A en croire Cheikh Mbacké SENE, la projection de la croissance 2020, déjà en dégringolade de 6,8 à 1,1%, en raison de l’incertitude qui perdure avec la non maîtrise de la pandémie devait naturellement dépendre du comportement de notre économie face à la crise. La prorogation de la pandémie entraîne des « surbudgétisations » directes et indirectes; et que chaque décision à coût de milliards prise dans le cadre de la gestion de la crise entraîne un dérèglement dans les finances publiques en plus de ceux déjà subi.

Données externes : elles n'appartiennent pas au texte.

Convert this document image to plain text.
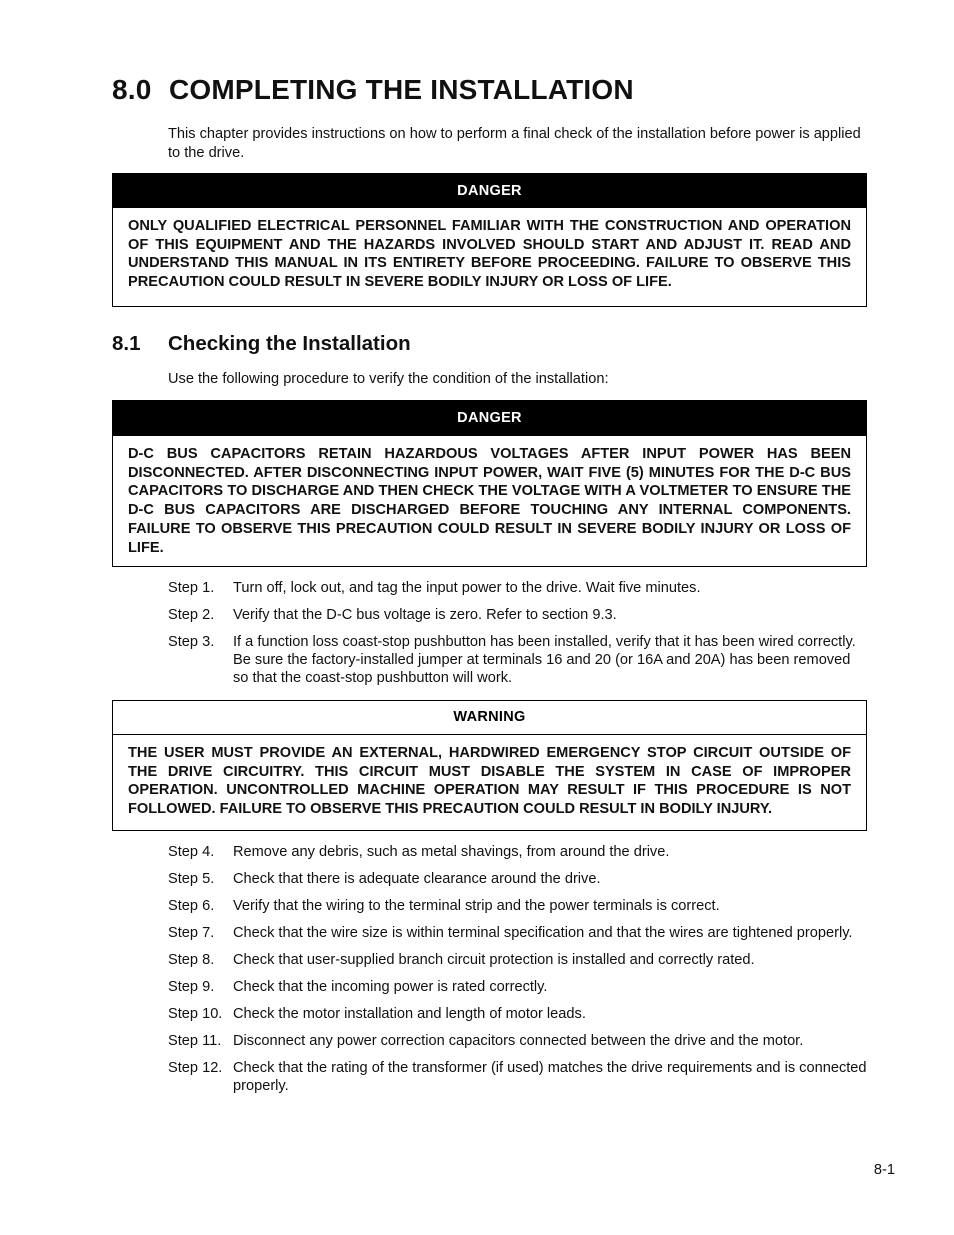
8.0 COMPLETING THE INSTALLATION

This chapter provides instructions on how to perform a final check of the installation before power is applied to the drive.

DANGER
ONLY QUALIFIED ELECTRICAL PERSONNEL FAMILIAR WITH THE CONSTRUCTION AND OPERATION OF THIS EQUIPMENT AND THE HAZARDS INVOLVED SHOULD START AND ADJUST IT. READ AND UNDERSTAND THIS MANUAL IN ITS ENTIRETY BEFORE PROCEEDING. FAILURE TO OBSERVE THIS PRECAUTION COULD RESULT IN SEVERE BODILY INJURY OR LOSS OF LIFE.
8.1 Checking the Installation

Use the following procedure to verify the condition of the installation:

DANGER
D-C BUS CAPACITORS RETAIN HAZARDOUS VOLTAGES AFTER INPUT POWER HAS BEEN DISCONNECTED. AFTER DISCONNECTING INPUT POWER, WAIT FIVE (5) MINUTES FOR THE D-C BUS CAPACITORS TO DISCHARGE AND THEN CHECK THE VOLTAGE WITH A VOLTMETER TO ENSURE THE D-C BUS CAPACITORS ARE DISCHARGED BEFORE TOUCHING ANY INTERNAL COMPONENTS. FAILURE TO OBSERVE THIS PRECAUTION COULD RESULT IN SEVERE BODILY INJURY OR LOSS OF LIFE.
Step 1.	Turn off, lock out, and tag the input power to the drive. Wait five minutes.
Step 2.	Verify that the D-C bus voltage is zero. Refer to section 9.3.
Step 3.	If a function loss coast-stop pushbutton has been installed, verify that it has been wired correctly. Be sure the factory-installed jumper at terminals 16 and 20 (or 16A and 20A) has been removed so that the coast-stop pushbutton will work.
WARNING
THE USER MUST PROVIDE AN EXTERNAL, HARDWIRED EMERGENCY STOP CIRCUIT OUTSIDE OF THE DRIVE CIRCUITRY. THIS CIRCUIT MUST DISABLE THE SYSTEM IN CASE OF IMPROPER OPERATION. UNCONTROLLED MACHINE OPERATION MAY RESULT IF THIS PROCEDURE IS NOT FOLLOWED. FAILURE TO OBSERVE THIS PRECAUTION COULD RESULT IN BODILY INJURY.
Step 4.	Remove any debris, such as metal shavings, from around the drive.
Step 5.	Check that there is adequate clearance around the drive.
Step 6.	Verify that the wiring to the terminal strip and the power terminals is correct.
Step 7.	Check that the wire size is within terminal specification and that the wires are tightened properly.
Step 8.	Check that user-supplied branch circuit protection is installed and correctly rated.
Step 9.	Check that the incoming power is rated correctly.
Step 10. Check the motor installation and length of motor leads.
Step 11. Disconnect any power correction capacitors connected between the drive and the motor.
Step 12. Check that the rating of the transformer (if used) matches the drive requirements and is connected properly.
8-1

Et l’expert de préciser qu’une telle situation délétère (devant creuser la croissance encore une fois de 1,1 à – 0,7%) avait besoin d’une relance plus que progressive non seulement de l’économie nationale, mais simultanément de celles de nos pays partenaires (à qui nous vendons et chez qui nous achetons). Ce qui est loin d’avoir été le cas. A la reprise poussive qui a semblé différer une « récession » et venue se verser la crise des inondations avec son lot de décisions financières qui sans doute va creuser encore le déficit.

Autant d’aléas dont le régime actuel du Sénégal n’est pas – il faut le préciser – comptable, mais qu’il va devoir assumer par une ingéniosité qui n’expose pas pour autant le pays, tant au surendettement (bloqué ou ralenti pour l’heure par le FMI) qu’à la faillite (on est encore loin de cette hypothèse).

Mais le plus inquiétant, c’est le semblant de « manque d’ingéniosité » dans l’approche d’une relance qui se veut tellement au mode fast tract qu’elle oublie certaines réalités…saisonnières.

Les investissements de relances doivent être différés jusqu’après la saison hivernale pour maximiser les chances de voir les fonds adéquatement investis pour des résultats probants. Et ce, pour les raisons suivantes : En période hivernale, la pêche qui représente 2,5 à 3% du PIB national et 11 à 12% du PIB du secteur primaire du pays est au ralenti;  l’agriculture qui assure 17% du PIB et occupe 40% à 60% de la population est en soudure et le tourisme qui génère 6 % du PIB et près de 100 000 emplois est en fin de saison. Tout investissement dans ces trois secteurs ne saurait trouver toute les conditions probables de performances réunies. 

Etre « dans l’action pour l’efficacité » plus que  « dans l’action pour l’image »

Il est connu chez les avertis. Dès qu’un Etat adopte un plan d’action particulier, il doit commencer à se demander si nous sommes sur la bonne voie? Avons-nous fait le bon appel? Comment pouvons-nous répondre aux problématiques urgentes et faire des prédictions? Un régime vit et meurt par sa capacité à répondre à ce type de questions.

Ce n’est point une faiblesse ou preuve de d’incapacité à se poser ces types de question. Sur ces deux dernières années, si on fait une bonne lecture, le président Macky Sall a su faire preuve de courage pour remettre lui même en question certaines de ses décisions et réajuster objectivement et sans calcul politique, plaçant seulement l’intérêt national au dessus de tout. Le Gouvernement doit savoir suivre et surtout ne point se précipiter pour « être dans l’action pour l’image », mais « être dans l’action pour l’efficacité ». Le plus important ce n’est ce qu’on pense dans l’immédiat, mais la relance réelle, efficiente et effective de l’économie et de la croissance et bien plus tard le bilan économique dont on sera comptable.

Pour résumer, j’insiste sur la prudence et l’ingéniosité dont l’Etat doit faire preuve dans l’approche de la relance en prenant en compte les spécificités et réalités saisonnières des secteurs importants qui doivent être réceptacles par excellence de certains investissements (le tourisme, l’agriculture et la pêche…).

Le rythme des investissements et aides doit aller en crescendo pour permettre une meilleure efficience. Pendant ce temps, mettre les bouchés sur les autres secteurs  pas soumis aux aléas saisonnières pour permettre à l’économie de monter en puissance et à pas sûr. Dans le cas contraire, on fera plus de… »personnes heureuses », sans que les secteurs indexés ne retrouvent leur dynamisme et l’Etat hypothéquera 20 à 23% de son PIB. Il se produira l’effet contraire à celui espéré, a insisté notre expert.